山田 昔作った曲を歌っていると、発表当時の心情がいろいろよみがえってくるんですよ。で、今の僕らがどんな曲を歌いたいか改めて考えたとき、ギター1本で演奏できて、すごくシンプルな言葉を歌う曲がいいなあと思ったんです。「証命」の曲作りはいい意味で肩の力が抜けていて、シンプルに難しい詞が書けたと思います。

──前作「欲望」でもシンプルさは1つのテーマになっていましたよね。

吉田 「欲望」のときは僕と山田で「それ、作為的じゃない?」みたいに注意し合うことが多くて。作為的な表現……つまり大げさだったり、わざとらしかったりする表現を極限までそぎ落として曲を作っていたんです。そういう「欲望」を経ての「証命」なので、今回は本当に余計なもののない、ありのままの命の形を曲にできたと思っています。

左から吉田結威(G, Vo)、山田義孝(Vo)。

最初のテーマは遺書

──最新アルバム「証命」は、2017年発表のアルバム「変身」、2018年発表のアルバム「欲望」に続く3部作の完結編として作られたものです。約3年にわたる大きな構想の完結編になるわけですから、プレッシャーもあったと思います。

吉田 自分たちで課したものなんですけど、これまでアルバムを3部作のように作ったこともなかったし、10周年のタイミングで発表する大事な作品を時間をかけて用意するわけですから、すごくハードルが上がった状態での制作だったんですよね。だからプレッシャーはもちろん感じていました。こんなことを言うとレーベルの方に怒られるかもしれないんですけど、「変身」「欲望」「証命」の3部作に関しては“伝える”より“残す”ということに気持ちが強く向いていて、売れるか売れないかはそこまで強く意識していないんです。これは「証命」の制作に入ってから気付いたことでもありますけど、結局のところ僕らが残したかったものって、ありのままの自分たちの姿なので、曲作りが始まってしまえば変なプレッシャーは感じなくなっていて。ただひたすら自分自身と向き合えるかどうかに集中していましたから。

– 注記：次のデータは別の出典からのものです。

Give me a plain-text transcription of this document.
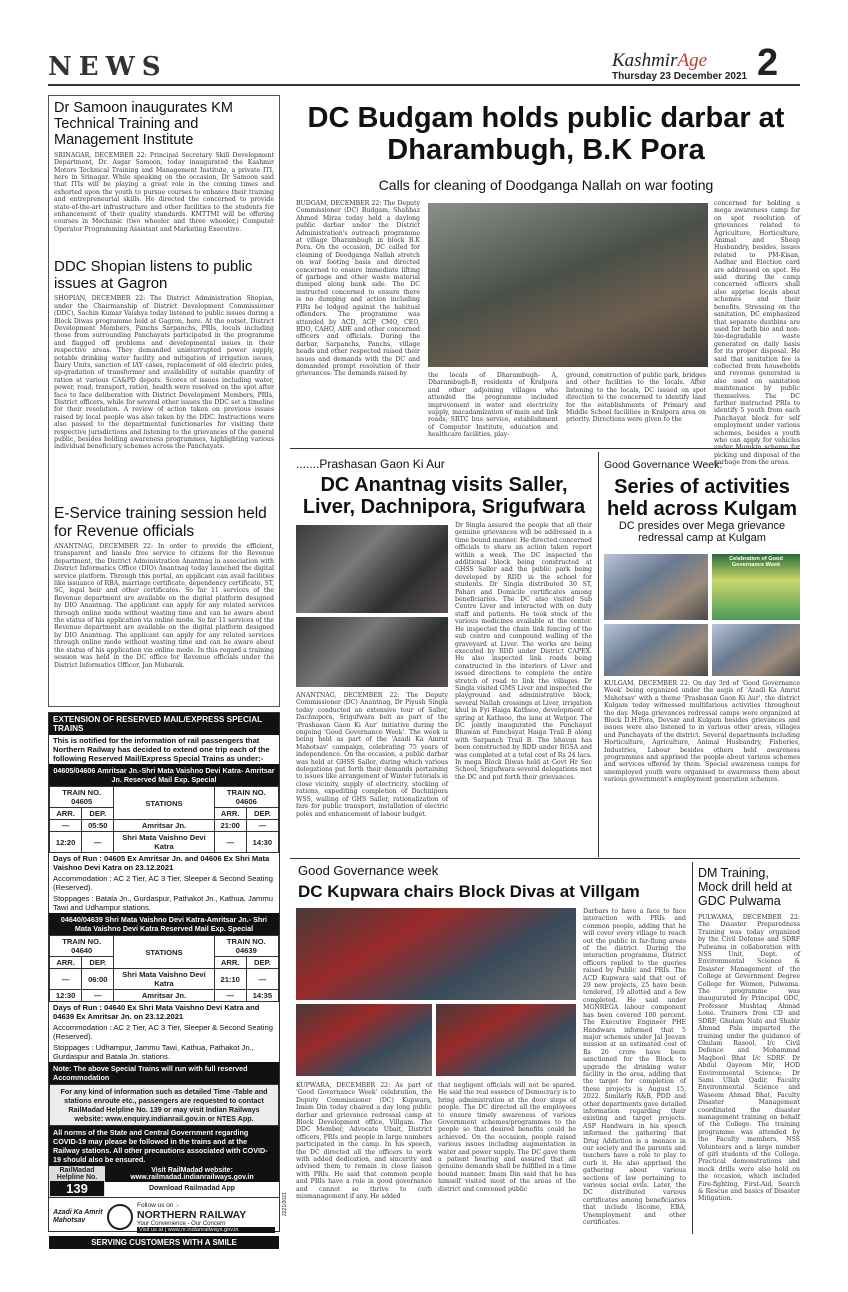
NEWS	KashmirAge
Thursday 23 December 2021 2
Dr Samoon inaugurates KM Technical Training and Management Institute
SRINAGAR, DECEMBER 22: Principal Secretary Skill Development Department, Dr. Asgar Samoon, today inaugurated the Kashmir Motors Technical Training and Management Institute, a private ITI, here in Srinagar. While speaking on the occasion, Dr Samoon said that ITIs will be playing a great role in the coming times and exhorted upon the youth to pursue courses to enhance their training and entrepreneurial skills. He directed the concerned to provide state-of-the-art infrastructure and other facilities to the students for enhancement of their quality standards. KMTTMI will be offering courses in Mechanic (two wheeler and three wheeler,) Computer Operator Programming Assistant and Marketing Executive.
DDC Shopian listens to public issues at Gagron
SHOPIAN, DECEMBER 22: The District Administration Shopian, under the Chairmanship of District Development Commissioner (DDC), Sachin Kumar Vaishya today listened to public issues during a Block Diwas programme held at Gagron, here. At the outset, District Development Members, Panchs Sarpanchs, PRIs, locals including those from surrounding Panchayats participated in the programme and flagged off problems and developmental issues in their respective areas. They demanded uninterrupted power supply, potable drinking water facility and mitigation of irrigation issues, Dairy Units, sanction of IAY cases, replacement of old electric poles, up-gradation of transformer and availability of suitable quantity of ration at various CA&PD depots. Scores of issues including water, power, road, transport, ration, health were resolved on the spot after face to face deliberation with District Development Members, PRIs, District officers, while for several other issues the DDC set a timeline for their resolution. A review of action taken on previous issues raised by local people was also taken by the DDC. Instructions were also passed to the departmental functionaries for visiting their respective jurisdictions and listening to the grievances of the general public, besides holding awareness programmes, highlighting various individual beneficiary schemes across the Panchayats.
E-Service training session held for Revenue officials
ANANTNAG, DECEMBER 22: In order to provide the efficient, transparent and hassle free service to citizens for the Revenue department, the District Administration Anantnag in association with District Informatics Office (DIO) Anantnag today launched the digital service platform. Through this portal, an applicant can avail facilities like issuance of RBA, marriage certificate, dependency certificate, ST, SC, legal heir and other certificates. So far 11 services of the Revenue department are available on the digital platform designed by DIO Anantnag. The applicant can apply for any related services through online mode without wasting time and can be aware about the status of his application via online mode. So far 11 services of the Revenue department are available on the digital platform designed by DIO Anantnag. The applicant can apply for any related services through online mode without wasting time and can be aware about the status of his application via online mode. In this regard a training session was held in the DC office for Revenue officials under the District Informatics Officer, Jan Mubarak.
EXTENSION OF RESERVED MAIL/EXPRESS SPECIAL TRAINS
This is notified for the information of rail passengers that Northern Railway has decided to extend one trip each of the following Reserved Mail/Express Special Trains as under:-
04605/04606 Amritsar Jn.-Shri Mata Vaishno Devi Katra- Amritsar Jn. Reserved Mail Exp. Special
TRAIN NO. 04605		STATIONS	TRAIN NO. 04606	
ARR.	DEP.		ARR.	DEP.
—	05:50	Amritsar Jn.	21:00	—
12:20	—	Shri Mata Vaishno Devi Katra	—	14:30
Days of Run : 04605 Ex Amritsar Jn. and 04606 Ex Shri Mata Vaishno Devi Katra on 23.12.2021
Accommodation : AC 2 Tier, AC 3 Tier, Sleeper & Second Seating (Reserved).
Stoppages : Batala Jn., Gurdaspur, Pathakot Jn., Kathua, Jammu Tawi and Udhampur stations.
04640/04639 Shri Mata Vaishno Devi Katra-Amritsar Jn.- Shri Mata Vaishno Devi Katra Reserved Mail Exp. Special
TRAIN NO. 04640		STATIONS	TRAIN NO. 04639	
ARR.	DEP.		ARR.	DEP.
—	06:00	Shri Mata Vaishno Devi Katra	21:10	—
12:30	—	Amritsar Jn.	—	14:35
Days of Run : 04640 Ex Shri Mata Vaishno Devi Katra and 04639 Ex Amritsar Jn. on 23.12.2021
Accommodation : AC 2 Tier, AC 3 Tier, Sleeper & Second Seating (Reserved).
Stoppages : Udhampur, Jammu Tawi, Kathua, Pathakot Jn., Gurdaspur and Batala Jn. stations.
Note: The above Special Trains will run with full reserved Accommodation
For any kind of information such as detailed Time -Table and stations enroute etc., passengers are requested to contact RailMadad Helpline No. 139 or may visit Indian Railways website: www.enquiry.indianrail.gov.in or NTES App.
All norms of the State and Central Government regarding COVID-19 may please be followed in the trains and at the Railway stations. All other precautions associated with COVID-19 should also be ensured.
RailMadad Helpline No.
139
Visit RailMadad website: www.railmadad.indianrailways.gov.in
Download Railmadad App
Azadi Ka Amrit Mahotsav
Follow us on :-
NORTHERN RAILWAY
Your Convenience - Our Concern
Visit us at | www.nr.indianrailways.gov.in
SERVING CUSTOMERS WITH A SMILE
2221/2021
DC Budgam holds public darbar at Dharambugh, B.K Pora
Calls for cleaning of Doodganga Nallah on war footing
BUDGAM, DECEMBER 22: The Deputy Commissioner (DC) Budgam, Shahbaz Ahmed Mirza today held a daylong public darbar under the District Administration's outreach programme at village Dharambugh in block B.K Pora. On the occasion, DC called for cleaning of Doodganga Nallah stretch on war footing basis and directed concerned to ensure immediate lifting of garbage and other waste material dumped along bank side. The DC instructed concerned to ensure there is no dumping and action including FIRs be lodged against the habitual offenders. The programme was attended by ACD, ACP, CMO, CEO, BDO, CAHO, ADE and other concerned officers and officials. During the darbar, Sarpanchs, Panchs, village heads and other respected raised their issues and demands with the DC and demanded prompt resolution of their grievances. The demands raised by	the locals of Dharambugh- A, Dharambugh-B, residents of Kralpora and other adjoining villages who attended the programme included improvement in water and electricity supply, macadamization of main and link roads, SRTC bus service, establishment of Computer Institute, education and healthcare facilities, play-
ground, construction of public park, bridges and other facilities to the locals. After listening to the locals, DC issued on spot direction to the concerned to identify land for the establishments of Primary and Middle School facilities in Kralpora area on priority. Directions were given to the
concerned for holding a mega awareness camp for on spot resolution of grievances related to Agriculture, Horticulture, Animal and Sheep Husbandry, besides, issues related to PM-Kisan, Aadhar and Election card are addressed on spot. He said during the camp concerned officers shall also apprise locals about schemes and their benefits. Stressing on the sanitation, DC emphasized that separate dustbins are used for both bio and non-bio-degradable waste generated on daily basis for its proper disposal. He said that sanitation fee is collected from households and revenue generated is also used on sanitation maintenance by public themselves. The DC further instructed PRIs to identify 5 youth from each Panchayat block for self employment under various schemes, besides a youth who can apply for vehicles picking and disposal of the garbage from the areas.
.......Prashasan Gaon Ki Aur
DC Anantnag visits Saller, Liver, Dachnipora, Srigufwara
ANANTNAG, DECEMBER 22: The Deputy Commissioner (DC) Anantnag, Dr Piyush Singla today conducted an extensive tour of Saller, Dachnipora, Srigufwara belt as part of the 'Prashasan Gaon Ki Aur' initiative during the ongoing 'Good Governance Week'. The week is being held as part of the 'Azadi Ka Amrut Mahotsav' campaign, celebrating 75 years of independence. On the occasion, a public darbar was held at GHSS Saller, during which various delegations put forth their demands pertaining to issues like arrangement of Winter tutorials in close vicinity, supply of electricity, stocking of rations, expediting completion of Dachnipora WSS, walling of GHS Saller, rationalization of fare for public transport, installation of electric poles and enhancement of labour budget.
Dr Singla assured the people that all their genuine grievances will be addressed in a time bound manner. He directed concerned officials to share an action taken report within a week. The DC inspected the additional block being constructed at GHSS Saller and the public park being developed by RDD in the school for students. Dr Singla distributed 30 ST, Pahari and Domicile certificates among beneficiaries. The DC also visited Sub Centre Liver and interacted with on duty staff and patients. He took stock of the various medicines available at the center. He inspected the chain link fencing of the sub centre and compound walling of the graveyard at Liver. The works are being executed by RDD under District CAPEX. He also inspected link roads being constructed in the interiors of Liver and issued directions to complete the entire stretch of road to link the villages. Dr Singla visited GMS Liver and inspected the playground and administrative block, several Nallah crossings at Liver, irrigation khul in Fyi Haiga Kathsoo, development of spring at Kathsoo, the lane at Watpor. The DC jointly inaugurated the Panchayat Bhawan at Panchayat Haiga Trail B along with Sarpanch Trail B. The bhavan has been constructed by RDD under RGSA and was completed at a total cost of Rs 24 lacs. In mega Block Diwas held at Govt Hr Sec School, Srigufwara several delegations met the DC and put forth their grievances.
Good Governance Week:
Series of activities held across Kulgam
DC presides over Mega grievance redressal camp at Kulgam
Celebration of Good Governance Week
KULGAM, DECEMBER 22: On day 3rd of 'Good Governance Week' being organized under the aegis of 'Azadi Ka Amrut Mahotsav' with a theme 'Prashasan Gaon Ki Aur', the district Kulgam today witnessed multifarious activities throughout the day. Mega grievances redressal camps were organized at Block D.H.Pora, Devsar and Kulgam besides grievances and issues were also listened to in various other areas, villages and Panchayats of the district. Several departments including Horticulture, Agriculture, Animal Husbandry, Fisheries, Industries, Labour besides others held awareness programmes and apprised the people about various schemes and services offered by them. Special awareness camps for unemployed youth were organised to awareness them about various government's employment generation schemes.
Good Governance week
DC Kupwara chairs Block Divas at Villgam
KUPWARA, DECEMBER 22: As part of 'Good Governance Week' celebration, the Deputy Commissioner (DC) Kupwara, Imam Din today chaired a day long public darbar and grievance redressal camp at Block Development office, Villgam. The DDC Member, Advocate Ubait, District officers, PRIs and people in large numbers participated in the camp. In his speech, the DC directed all the officers to work with added dedication, and sincerity and advised them to remain in close liaison with PRIs. He said that common people and PRIs have a role in good governance and cannot so thrive to curb mismanagement if any. He added
that negligent officials will not be spared. He said the real essence of Democracy is to bring administration at the door steps of people. The DC directed all the employees to ensure timely awareness of various Government schemes/programmes to the people so that desired benefits could be achieved. On the occasion, people raised various issues including augmentation in water and power supply. The DC gave them a patient hearing and assured that all genuine demands shall be fulfilled in a time bound manner. Imam Din said that he has himself visited most of the areas of the district and convened public
Darbars to have a face to face interaction with PRIs and common people, adding that he will cover every village to reach out the public in far-flung areas of the district. During the interaction programme, District officers replied to the queries raised by Public and PRIs. The ACD Kupwara said that out of 29 new projects, 25 have been tendered, 19 allotted and a few completed. He said under MGNREGA labour component has been covered 100 percent. The Executive Engineer PHE Handwara informed that 5 major schemes under Jal Jeevan mission at an estimated cost of Rs 26 crore have been sanctioned for the Block to upgrade the drinking water facility in the area, adding that the target for completion of these projects is August 15, 2022. Similarly R&B, PDD and other departments gave detailed information regarding their existing and target projects. ASP Handwara in his speech informed the gathering that Drug Addiction is a menace in our society and the parents and teachers have a role to play to curb it. He also apprised the gathering about various sections of law pertaining to various social evils. Later, the DC distributed various certificates among beneficiaries that include Income, EBA, Unemployment and other certificates.
DM Training, Mock drill held at GDC Pulwama
PULWAMA, DECEMBER 22: The Disaster Preparedness Training was today organized by the Civil Defense and SDRF Pulwama in collaboration with NSS Unit, Dept. of Environmental Science & Disaster Management of the College at Government Degree College for Women, Pulwama. The programme was inaugurated by Principal GDC, Professor Mushtaq Ahmad Lone. Trainers from CD and SDRF, Ghulam Nabi and Shabir Ahmad Pala imparted the training under the guidance of Ghulam Rasool, I/c Civil Defence and Mohammad Maqbool Bhat I/c SDRF. Dr Abdul Qayoom Mir, HOD Environmental Science; Dr Sami Ullah Qadir, Faculty Environmental Science and Waseem Ahmad Bhat, Faculty Disaster Management coordinated the disaster management training on behalf of the College. The training programme was attended by the Faculty members, NSS Volunteers and a large number of girl students of the College. Practical demonstrations and mock drills were also held on the occasion, which included Fire-fighting, First-Aid, Search & Rescue and basics of Disaster Mitigation.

山田 実は「証命」というタイトルができる前、テーマとして“遺書”という言葉が出ていたんですよ。3部作の終わりを意識していたのと、吉田山田の10年の活動に1つ区切りを打つ意味もあって。ただ、結果としてできあがったアルバムには「証命」というタイトルが付いて、僕ら2人共「音楽を続けたい」という明確な答えが見つかった。だから、今作はすごく前向きな曲、希望を感じる曲が多いと思います。

吉田結威(G, Vo)

──“完結”や“遺書”という言葉が出てきていたということは、もしかしたら10周年のタイミングで音楽活動を辞めてしまう可能性もあったということでしょうか?

吉田 明確にそうだとは言い切れないんですけど、もしかしたら僕ら2人に音楽よりも大事なものができる日がくるかもしれないことはなんとなく想像していて。今までの僕らには音楽と同じくらい大事なことってなかったんですよ。だから何歳まででも2人でやれると思っていた。でもある程度年齢を重ねていって、音楽と同じくらい大事な夢ができたときに両立できなくなってしまったら、そのときはどちらかを選ばなきゃいけない。でも選ぶとなったら、1回ケジメを付けないと気持ちが悪いから、10周年のタイミングまでやり切って、そのときの気持ちでもう1回考えようと、山田とは話していたんです。

──その気持ちが、「音楽を続けたい」だったわけですね。

山田 はい。10周年に向けて3部作を完結させることにすごく意識が向いていたから、本気で自分を出し切るつもりで制作していたんですけど、結局作り終わってみると「まだ作りたい」「まだ歌いたい」と思った(笑)。その気持ちは、よっちゃんも一緒だったんです。だからまだ吉田山田の物語は続くのかなって、今は思っています。